6 trick-or-treating alternatives
From parties at home to scary movie nights, get creative with your Halloween celebrations this year.
Even before the pandemic, many parents looked for alternatives to traditional trick-or-treating. Reasons might’ve ranged from concerns about sending their children door-to-door to addressing a child’s health or mobility issues.
These days, social distancing has inspired even more families to put a new spin on celebrating Halloween.
Not sure where to start?
We’ve got ideas that are spooky fun and let your kids enjoy Halloween costumes and treats, without ringing doorbells in the dark.
“At Halloween, most kids just want to wear their costumes and get candy,” says Dr. Dana Smith, a pediatrician at Geisinger’s Lock Haven clinic. “There are plenty of ways for them to do that without feeling like they’re missing out if they don’t go door-to-door.”
Being home with your family can be a source of inspiration again this Halloween. Ask family members for suggestions on decorating themes and ways to celebrate. Browse the web for inexpensive décor. Then turn to local farm stands for things like pumpkins and corn stalks to set the perfect scene.
Here are 6 alternative ways to celebrate the season of scares this year:
1. A trick that’s really a treat
Ringing a doorbell and running sounds like a trick — unless you’ve left behind a treat bag filled with goodies.
Gather the whole gang to assemble Halloween goodie bags. Then drop the sacks at your friends’ and neighbors’ front doors, knock or ring the bell and dash. Your kids will have fun surprising their pals with favorite treats like:
• Baked goods
Hand sanitizer or a fall-scented soap make great bonus treats for adults. Personalized notes are a nice touch, too.
2. Throw a party at home
Social distancing is still a good idea, and you may again avoid big get-togethers this fall. But you can still have a small gathering with your immediate loved ones. “Hosting a small Halloween party at home is a great way to enjoy the season together safely,” says Dr. Smith.
3. Host a Halloween candy hunt
Instead of trick-or-treating to get the candy your kids crave, hold an after-dark treat hunt. Buy inexpensive, Halloween-themed treat bags, tuck in some goodies — including an activated glow bracelet or stick — and hide them around the yard or a park. Then the search is on!
4. Have a virtual costume contest
Technology can bring people together for a socially distanced costume contest. Invite friends and family to log in to a video chat and show off their costumes. Guests can vote for their favorites or categories like funniest or scariest. After the votes are tallied, the winner gets bragging rights, or maybe some small prizes like emailed certificates or e-gift cards.
5. Fill a piñata
A piñata offers a creative alternative to traditional trick-or-treating. Whether you’re looking for a piñata to break with a stick or a pull-string option, you can find one at your local party store. Fill it with trinkets and watch as participants take turns in hopes of making treats rain down.
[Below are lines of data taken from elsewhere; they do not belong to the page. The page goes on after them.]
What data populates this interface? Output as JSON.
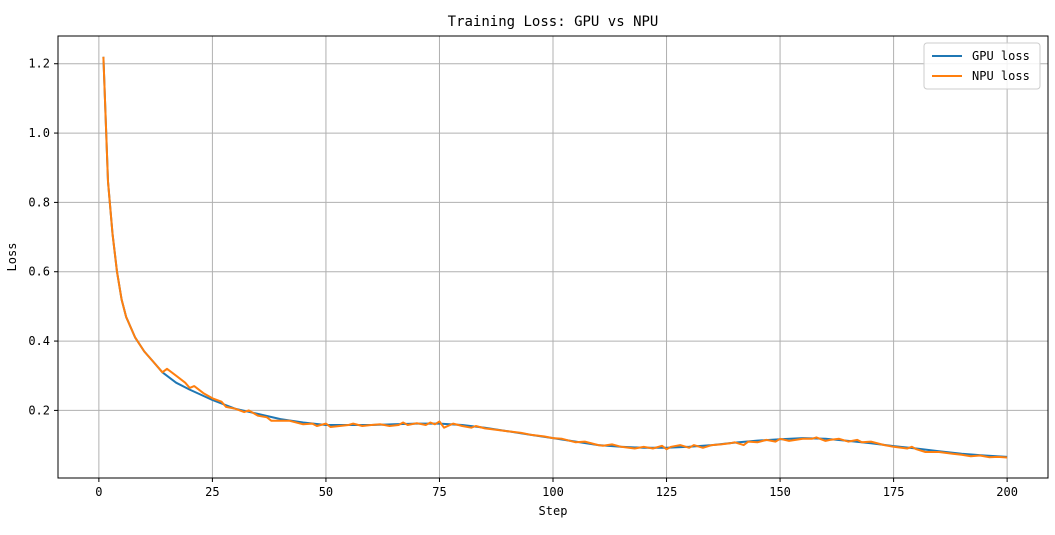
{
  "chart_data": {
    "type": "line",
    "title": "Training Loss: GPU vs NPU",
    "xlabel": "Step",
    "ylabel": "Loss",
    "xlim": [
      -9,
      209
    ],
    "ylim": [
      0.005,
      1.28
    ],
    "xticks": [
      0,
      25,
      50,
      75,
      100,
      125,
      150,
      175,
      200
    ],
    "xtick_labels": [
      "0",
      "25",
      "50",
      "75",
      "100",
      "125",
      "150",
      "175",
      "200"
    ],
    "yticks": [
      0.2,
      0.4,
      0.6,
      0.8,
      1.0,
      1.2
    ],
    "ytick_labels": [
      "0.2",
      "0.4",
      "0.6",
      "0.8",
      "1.0",
      "1.2"
    ],
    "grid": true,
    "legend_position": "top-right",
    "series": [
      {
        "name": "GPU loss",
        "color": "#1f77b4",
        "x": [
          1,
          2,
          3,
          4,
          5,
          6,
          8,
          10,
          12,
          14,
          17,
          20,
          25,
          30,
          35,
          40,
          45,
          50,
          55,
          60,
          65,
          70,
          75,
          80,
          85,
          90,
          95,
          100,
          105,
          110,
          115,
          120,
          125,
          130,
          135,
          140,
          145,
          150,
          155,
          160,
          165,
          170,
          175,
          180,
          185,
          190,
          195,
          200
        ],
        "y": [
          1.22,
          0.86,
          0.71,
          0.6,
          0.52,
          0.47,
          0.41,
          0.37,
          0.34,
          0.31,
          0.28,
          0.26,
          0.23,
          0.205,
          0.19,
          0.175,
          0.165,
          0.158,
          0.158,
          0.158,
          0.16,
          0.162,
          0.162,
          0.158,
          0.15,
          0.14,
          0.13,
          0.12,
          0.11,
          0.1,
          0.095,
          0.092,
          0.092,
          0.095,
          0.1,
          0.107,
          0.113,
          0.117,
          0.12,
          0.118,
          0.112,
          0.105,
          0.097,
          0.09,
          0.082,
          0.075,
          0.07,
          0.066
        ]
      },
      {
        "name": "NPU loss",
        "color": "#ff7f0e",
        "x": [
          1,
          2,
          3,
          4,
          5,
          6,
          8,
          10,
          12,
          14,
          15,
          17,
          19,
          20,
          21,
          23,
          25,
          27,
          28,
          30,
          32,
          33,
          35,
          37,
          38,
          40,
          42,
          45,
          47,
          48,
          50,
          51,
          53,
          55,
          56,
          58,
          60,
          62,
          64,
          66,
          67,
          68,
          70,
          72,
          73,
          74,
          75,
          76,
          78,
          80,
          82,
          83,
          85,
          87,
          90,
          93,
          95,
          98,
          100,
          102,
          105,
          107,
          110,
          111,
          113,
          115,
          118,
          120,
          122,
          124,
          125,
          126,
          128,
          130,
          131,
          133,
          135,
          137,
          139,
          140,
          142,
          143,
          145,
          147,
          149,
          150,
          152,
          155,
          157,
          158,
          160,
          161,
          163,
          165,
          167,
          168,
          170,
          173,
          175,
          178,
          179,
          180,
          182,
          185,
          188,
          190,
          192,
          194,
          196,
          198,
          200
        ],
        "y": [
          1.22,
          0.86,
          0.71,
          0.6,
          0.52,
          0.47,
          0.41,
          0.37,
          0.34,
          0.31,
          0.32,
          0.3,
          0.28,
          0.265,
          0.27,
          0.25,
          0.235,
          0.225,
          0.21,
          0.205,
          0.195,
          0.2,
          0.185,
          0.18,
          0.17,
          0.17,
          0.17,
          0.16,
          0.162,
          0.155,
          0.162,
          0.152,
          0.155,
          0.158,
          0.162,
          0.155,
          0.158,
          0.16,
          0.155,
          0.158,
          0.165,
          0.158,
          0.163,
          0.158,
          0.165,
          0.16,
          0.168,
          0.15,
          0.162,
          0.155,
          0.15,
          0.155,
          0.148,
          0.145,
          0.14,
          0.135,
          0.13,
          0.125,
          0.12,
          0.118,
          0.108,
          0.11,
          0.1,
          0.098,
          0.102,
          0.095,
          0.09,
          0.095,
          0.09,
          0.098,
          0.088,
          0.095,
          0.1,
          0.092,
          0.1,
          0.092,
          0.1,
          0.102,
          0.105,
          0.108,
          0.1,
          0.11,
          0.108,
          0.115,
          0.11,
          0.118,
          0.112,
          0.118,
          0.118,
          0.122,
          0.112,
          0.115,
          0.118,
          0.11,
          0.115,
          0.108,
          0.11,
          0.1,
          0.095,
          0.09,
          0.095,
          0.088,
          0.08,
          0.08,
          0.075,
          0.072,
          0.068,
          0.07,
          0.065,
          0.066,
          0.064
        ]
      }
    ]
  }
}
Don’t want to fill it with candy? No problem. “For a healthier alternative, opt for crayons and coloring pages, gift cards or individually wrapped bags of pretzels,” suggests Dr. Smith.
6. Stay in for scary movie night
From silly to spooky, you’ll find a wide range of Halloween-themed films to appeal to every taste. Browse titles on your favorite streaming service or cable provider to find something the whole family will enjoy.
Popping some corn? Add a handful of candy corn or gummy worms, then settle in for a ghoulish good time.
“The options for a fun, safe Halloween are almost endless,” says Dr. Smith. “It’s all about getting creative.”